Forse il più sorpreso sarà proprio lui. Massimo Russo è certo della linearità del suo operato, come noi siamo sempre stati abbastanza sicuri della bontà delle sue intenzioni. Dunque, l’assessore che sta antipatico a molti si sarà adirato per le parole ascoltate ieri. Un sacrilegio. Rileggiamoci: “Massimo Russo con la nascita e la presentazione del suo movimento – ha detto il capogruppo di Fli all’Ars, Livio Marrocco – ha oltrepassato la barricata: non è più un tecnico, bensì un politico a tutti gli effetti. Ebbene, gli chiediamo di essere coerenti con questa sua legittima scelta lasciando il ruolo di assessore, che gli era stato assegnato in quanto tecnico fuori dall’agone politico”. Con l’aggiunta di una serie di giudizi non lusinghieri sulla riforma della sanità. Sempre Marrocco: “Avevamo creduto ed investito in un’azione riformatrice che risanasse i conti, riorganizzasse il sistema, rompesse equilibri stagnanti. Lo abbiamo fatto con il sacrificio di molti operatori, medici, amministratori della sanità. Pensavamo che dopo aver bloccato l’emorragia dei conti, si potere respirare un clima nuovo fatto di entusiasmo. Invece ora l’iniziale ed indubbio spirito riformatore ha ceduto il passo a tante scelte errate, alcune delle quali hanno danneggiato importanti realtà del mondo sanitario siciliano”.
Secondo chi scrive, non ci sarebbe stato bisogno di aspettare tanto per mettere un dito sincero sulle piaghe del sistema. Da tempo, Livesicilia grida con voce stentorea e vituperata nel deserto. Da tempo, scriviamo che all’assessore basterebbe – anche oggi – un paio di baffi finti per valutare non le straordinarie criticità della sanità siciliana, ma le imperdonabili pecche di ogni giorno. E non ci conforta troppo la circostanza che qualcuno abbia cambiato idea a riguardo. Perché sono mutamenti che hanno un gioco politico scoperto alle spalle. La salute dei cittadini non c’entra per niente.
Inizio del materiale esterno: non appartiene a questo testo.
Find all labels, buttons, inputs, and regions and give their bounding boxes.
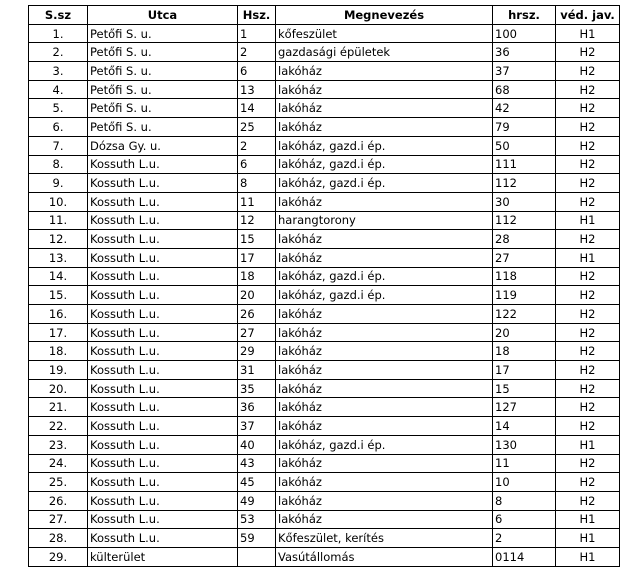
table-row xyxy=(29,136,620,155)
cell-protection-level: H2 xyxy=(556,361,620,380)
cell-parcel-number: 50 xyxy=(493,136,556,155)
cell-protection-level: H2 xyxy=(556,323,620,342)
cell-parcel-number: 100 xyxy=(493,24,556,43)
cell-parcel-number: 42 xyxy=(493,99,556,118)
cell-protection-level: H1 xyxy=(556,435,620,454)
cell-street: Kossuth L.u. xyxy=(88,230,238,249)
table-row xyxy=(29,174,620,193)
cell-name: lakóház xyxy=(276,323,493,342)
cell-name: lakóház, gazd.i ép. xyxy=(276,136,493,155)
cell-house-number: 1 xyxy=(238,24,276,43)
cell-name: lakóház xyxy=(276,454,493,473)
cell-street: Kossuth L.u. xyxy=(88,286,238,305)
cell-number: 27. xyxy=(29,510,88,529)
table-row xyxy=(29,473,620,492)
cell-parcel-number: 11 xyxy=(493,454,556,473)
table-row xyxy=(29,510,620,529)
table-row xyxy=(29,80,620,99)
cell-street: Kossuth L.u. xyxy=(88,491,238,510)
cell-number: 21. xyxy=(29,398,88,417)
cell-number: 5. xyxy=(29,99,88,118)
cell-name: lakóház xyxy=(276,510,493,529)
cell-street: Kossuth L.u. xyxy=(88,454,238,473)
table-row xyxy=(29,230,620,249)
cell-name: lakóház xyxy=(276,379,493,398)
cell-name: lakóház xyxy=(276,473,493,492)
cell-street: Petőfi S. u. xyxy=(88,80,238,99)
cell-parcel-number: 127 xyxy=(493,398,556,417)
cell-parcel-number: 20 xyxy=(493,323,556,342)
table-row xyxy=(29,342,620,361)
cell-parcel-number: 10 xyxy=(493,473,556,492)
cell-number: 24. xyxy=(29,454,88,473)
cell-name: lakóház xyxy=(276,80,493,99)
cell-street: Kossuth L.u. xyxy=(88,305,238,324)
cell-protection-level: H2 xyxy=(556,136,620,155)
table-row xyxy=(29,529,620,548)
cell-number: 18. xyxy=(29,342,88,361)
cell-street: Kossuth L.u. xyxy=(88,510,238,529)
cell-protection-level: H2 xyxy=(556,417,620,436)
cell-number: 23. xyxy=(29,435,88,454)
cell-parcel-number: 37 xyxy=(493,62,556,81)
cell-house-number: 12 xyxy=(238,211,276,230)
cell-protection-level: H2 xyxy=(556,62,620,81)
cell-parcel-number: 79 xyxy=(493,118,556,137)
cell-number: 4. xyxy=(29,80,88,99)
cell-parcel-number: 27 xyxy=(493,248,556,267)
table-row xyxy=(29,547,620,566)
cell-number: 29. xyxy=(29,547,88,566)
cell-parcel-number: 15 xyxy=(493,379,556,398)
cell-street: Petőfi S. u. xyxy=(88,62,238,81)
cell-street: Kossuth L.u. xyxy=(88,174,238,193)
cell-protection-level: H1 xyxy=(556,547,620,566)
cell-house-number: 18 xyxy=(238,267,276,286)
cell-house-number: 15 xyxy=(238,230,276,249)
cell-street: Kossuth L.u. xyxy=(88,248,238,267)
table-row xyxy=(29,24,620,43)
cell-house-number: 59 xyxy=(238,529,276,548)
cell-name: lakóház xyxy=(276,305,493,324)
cell-parcel-number: 0114 xyxy=(493,547,556,566)
cell-protection-level: H2 xyxy=(556,286,620,305)
table-row xyxy=(29,361,620,380)
header-house-number: Hsz. xyxy=(238,6,276,25)
cell-house-number: 25 xyxy=(238,118,276,137)
cell-number: 20. xyxy=(29,379,88,398)
cell-parcel-number: 122 xyxy=(493,305,556,324)
cell-number: 25. xyxy=(29,473,88,492)
table-row xyxy=(29,43,620,62)
cell-parcel-number: 112 xyxy=(493,174,556,193)
cell-protection-level: H2 xyxy=(556,230,620,249)
cell-name: kőfeszület xyxy=(276,24,493,43)
cell-parcel-number: 112 xyxy=(493,211,556,230)
cell-name: lakóház xyxy=(276,361,493,380)
cell-number: 6. xyxy=(29,118,88,137)
cell-parcel-number: 6 xyxy=(493,510,556,529)
cell-protection-level: H2 xyxy=(556,398,620,417)
cell-name: gazdasági épületek xyxy=(276,43,493,62)
table-row xyxy=(29,267,620,286)
cell-street: Kossuth L.u. xyxy=(88,417,238,436)
cell-street: Petőfi S. u. xyxy=(88,43,238,62)
cell-parcel-number: 18 xyxy=(493,342,556,361)
cell-parcel-number: 30 xyxy=(493,192,556,211)
table-row xyxy=(29,192,620,211)
cell-house-number: 17 xyxy=(238,248,276,267)
header-street: Utca xyxy=(88,6,238,25)
cell-house-number: 14 xyxy=(238,99,276,118)
cell-street: Kossuth L.u. xyxy=(88,155,238,174)
cell-name: lakóház xyxy=(276,491,493,510)
cell-house-number: 49 xyxy=(238,491,276,510)
cell-number: 14. xyxy=(29,267,88,286)
cell-house-number: 35 xyxy=(238,379,276,398)
cell-house-number: 20 xyxy=(238,286,276,305)
cell-name: lakóház, gazd.i ép. xyxy=(276,435,493,454)
cell-street: Dózsa Gy. u. xyxy=(88,136,238,155)
header-protection-level: véd. jav. xyxy=(556,6,620,25)
cell-protection-level: H1 xyxy=(556,510,620,529)
cell-street: Kossuth L.u. xyxy=(88,192,238,211)
cell-number: 9. xyxy=(29,174,88,193)
cell-name: lakóház, gazd.i ép. xyxy=(276,267,493,286)
cell-house-number: 26 xyxy=(238,305,276,324)
cell-street: külterület xyxy=(88,547,238,566)
cell-street: Petőfi S. u. xyxy=(88,24,238,43)
cell-number: 19. xyxy=(29,361,88,380)
cell-street: Kossuth L.u. xyxy=(88,435,238,454)
cell-house-number: 37 xyxy=(238,417,276,436)
header-name: Megnevezés xyxy=(276,6,493,25)
cell-house-number: 29 xyxy=(238,342,276,361)
cell-protection-level: H2 xyxy=(556,342,620,361)
cell-parcel-number: 111 xyxy=(493,155,556,174)
cell-house-number: 11 xyxy=(238,192,276,211)
cell-parcel-number: 14 xyxy=(493,417,556,436)
table-row xyxy=(29,62,620,81)
cell-number: 3. xyxy=(29,62,88,81)
cell-name: lakóház xyxy=(276,230,493,249)
cell-parcel-number: 36 xyxy=(493,43,556,62)
cell-name: Vasútállomás xyxy=(276,547,493,566)
cell-name: lakóház xyxy=(276,342,493,361)
cell-house-number: 40 xyxy=(238,435,276,454)
cell-protection-level: H2 xyxy=(556,473,620,492)
cell-name: lakóház xyxy=(276,417,493,436)
header-number: S.sz xyxy=(29,6,88,25)
cell-house-number: 13 xyxy=(238,80,276,99)
cell-house-number: 2 xyxy=(238,43,276,62)
cell-name: lakóház xyxy=(276,62,493,81)
cell-house-number xyxy=(238,547,276,566)
cell-house-number: 8 xyxy=(238,174,276,193)
cell-parcel-number: 28 xyxy=(493,230,556,249)
table-row xyxy=(29,435,620,454)
cell-parcel-number: 2 xyxy=(493,529,556,548)
cell-street: Kossuth L.u. xyxy=(88,473,238,492)
cell-house-number: 31 xyxy=(238,361,276,380)
cell-name: lakóház xyxy=(276,99,493,118)
cell-street: Petőfi S. u. xyxy=(88,118,238,137)
cell-street: Kossuth L.u. xyxy=(88,342,238,361)
cell-name: lakóház, gazd.i ép. xyxy=(276,286,493,305)
cell-street: Kossuth L.u. xyxy=(88,529,238,548)
cell-name: lakóház xyxy=(276,248,493,267)
cell-protection-level: H2 xyxy=(556,99,620,118)
cell-street: Kossuth L.u. xyxy=(88,398,238,417)
table-row xyxy=(29,323,620,342)
header-parcel-number: hrsz. xyxy=(493,6,556,25)
cell-house-number: 6 xyxy=(238,155,276,174)
cell-street: Petőfi S. u. xyxy=(88,99,238,118)
table-row xyxy=(29,155,620,174)
cell-protection-level: H2 xyxy=(556,155,620,174)
cell-house-number: 2 xyxy=(238,136,276,155)
cell-house-number: 45 xyxy=(238,473,276,492)
cell-number: 17. xyxy=(29,323,88,342)
cell-street: Kossuth L.u. xyxy=(88,361,238,380)
cell-parcel-number: 17 xyxy=(493,361,556,380)
cell-parcel-number: 119 xyxy=(493,286,556,305)
table-row xyxy=(29,211,620,230)
cell-number: 2. xyxy=(29,43,88,62)
cell-number: 12. xyxy=(29,230,88,249)
cell-street: Kossuth L.u. xyxy=(88,379,238,398)
cell-number: 7. xyxy=(29,136,88,155)
cell-protection-level: H2 xyxy=(556,174,620,193)
cell-parcel-number: 118 xyxy=(493,267,556,286)
header-row xyxy=(29,6,620,25)
cell-number: 15. xyxy=(29,286,88,305)
table-row xyxy=(29,379,620,398)
cell-protection-level: H2 xyxy=(556,80,620,99)
cell-parcel-number: 68 xyxy=(493,80,556,99)
table-body xyxy=(29,24,620,566)
cell-name: harangtorony xyxy=(276,211,493,230)
cell-protection-level: H2 xyxy=(556,491,620,510)
cell-protection-level: H1 xyxy=(556,24,620,43)
cell-protection-level: H1 xyxy=(556,248,620,267)
cell-number: 8. xyxy=(29,155,88,174)
cell-parcel-number: 130 xyxy=(493,435,556,454)
cell-protection-level: H2 xyxy=(556,379,620,398)
table-row xyxy=(29,417,620,436)
cell-name: lakóház, gazd.i ép. xyxy=(276,174,493,193)
cell-name: lakóház xyxy=(276,398,493,417)
cell-parcel-number: 8 xyxy=(493,491,556,510)
cell-house-number: 27 xyxy=(238,323,276,342)
cell-protection-level: H2 xyxy=(556,118,620,137)
table-row xyxy=(29,305,620,324)
cell-number: 28. xyxy=(29,529,88,548)
cell-number: 13. xyxy=(29,248,88,267)
cell-protection-level: H2 xyxy=(556,267,620,286)
cell-protection-level: H2 xyxy=(556,43,620,62)
cell-number: 10. xyxy=(29,192,88,211)
table-row xyxy=(29,286,620,305)
cell-house-number: 43 xyxy=(238,454,276,473)
cell-protection-level: H2 xyxy=(556,192,620,211)
cell-house-number: 6 xyxy=(238,62,276,81)
table-row xyxy=(29,491,620,510)
cell-name: lakóház xyxy=(276,118,493,137)
cell-protection-level: H1 xyxy=(556,211,620,230)
table-row xyxy=(29,248,620,267)
table-row xyxy=(29,454,620,473)
cell-street: Kossuth L.u. xyxy=(88,323,238,342)
table-header xyxy=(29,6,620,25)
cell-protection-level: H2 xyxy=(556,454,620,473)
cell-number: 22. xyxy=(29,417,88,436)
monument-table xyxy=(28,5,620,567)
cell-name: lakóház xyxy=(276,192,493,211)
table-row xyxy=(29,118,620,137)
cell-name: lakóház, gazd.i ép. xyxy=(276,155,493,174)
cell-number: 1. xyxy=(29,24,88,43)
table-row xyxy=(29,398,620,417)
cell-number: 26. xyxy=(29,491,88,510)
table-row xyxy=(29,99,620,118)
cell-house-number: 36 xyxy=(238,398,276,417)
cell-street: Kossuth L.u. xyxy=(88,211,238,230)
cell-street: Kossuth L.u. xyxy=(88,267,238,286)
cell-protection-level: H2 xyxy=(556,305,620,324)
cell-number: 16. xyxy=(29,305,88,324)
cell-number: 11. xyxy=(29,211,88,230)
cell-name: Kőfeszület, kerítés xyxy=(276,529,493,548)
cell-protection-level: H1 xyxy=(556,529,620,548)
cell-house-number: 53 xyxy=(238,510,276,529)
Resteranno da comprendere le conseguenze del poi. Il risultato della mozione di censura assumerà un significato di primaria grandezza. Massimo Russo non è un assessore qualunque. E’ stato e rimane il fiore all’occhiello di un’esperienza, il santo riformista da condurre in processione, il biglietto da visita, l’argenteria di famiglia e così seguitando. Che piaccia o no, la messa in discussione di un simile campione della giunta Lombardo è un’ammissione lacerante, una sottolineatura marcata, circa la complessiva qualità di spirito della celebre azione riformatrice, nel merito del governo di cui egli fa parte. A prescindere dal poi, anche il prima ci sembra di qualche rilevanza.